How to use confusion matrix sklearn in python

MlopsHow-ToBeginner · 3 min read

How to Use Confusion Matrix in sklearn with Python

Use confusion_matrix from sklearn.metrics by passing true labels and predicted labels as arguments. It returns a matrix showing counts of correct and incorrect predictions for each class.

📐

Syntax

The confusion_matrix function is used to compute the confusion matrix to evaluate classification accuracy.

y_true: The true labels of your data.
y_pred: The predicted labels from your model.
labels (optional): List of labels to index the matrix.
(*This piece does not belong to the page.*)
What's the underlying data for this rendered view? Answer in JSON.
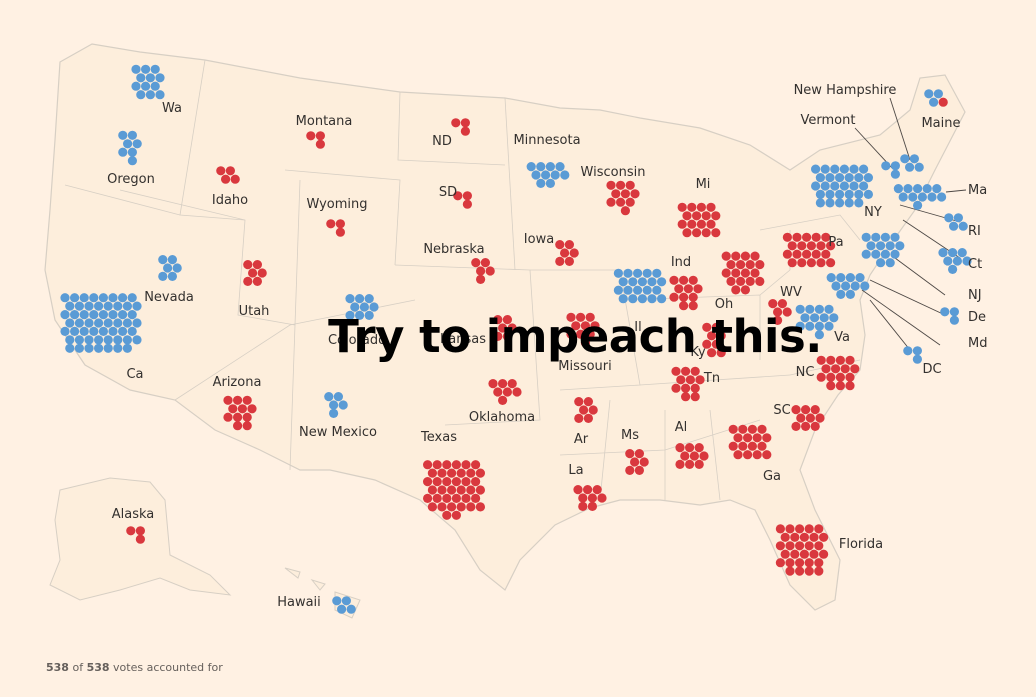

Useful to control order.
normalize (optional): Can be None, 'true', 'pred', or 'all' to normalize the matrix.

python

from sklearn.metrics import confusion_matrix

cm = confusion_matrix(y_true, y_pred, labels=None, normalize=None)

💻

Example

This example shows how to create a confusion matrix for a simple classification problem with true and predicted labels.

python

from sklearn.metrics import confusion_matrix

# True labels
y_true = [0, 1, 2, 2, 0, 1]
# Predicted labels
y_pred = [0, 2, 2, 2, 0, 0]

cm = confusion_matrix(y_true, y_pred)
print(cm)

Output

[[2 0 0] [1 0 1] [0 0 2]]

⚠️

Common Pitfalls

Common mistakes when using confusion_matrix include:

Mixing up y_true and y_pred which leads to incorrect matrix interpretation.
Not specifying labels when your classes are not sorted or missing some labels, causing unexpected matrix shape.
Ignoring normalization when comparing models with different class distributions.

python

from sklearn.metrics import confusion_matrix

# Wrong: swapped arguments
cm_wrong = confusion_matrix(y_pred, y_true)
print('Wrong matrix:\n', cm_wrong)

# Right: correct order
cm_right = confusion_matrix(y_true, y_pred)
print('Right matrix:\n', cm_right)

Output

Wrong matrix: [[2 1 0] [0 0 0] [0 1 2]] Right matrix: [[2 0 0] [1 0 1] [0 0 2]]

📊

Quick Reference

Parameter	Description
y_true	Array of true class labels
y_pred	Array of predicted class labels
labels	List of labels to index matrix (optional)
normalize	'true', 'pred', 'all' or None for normalization

✅

Key Takeaways

Always pass true labels first, then predicted labels to confusion_matrix.

Use the labels parameter to control class order and include all classes.

Normalize the confusion matrix to compare models fairly across class imbalances.

Interpret the matrix rows as true classes and columns as predicted classes.

Confusion matrix helps identify types of classification errors clearly.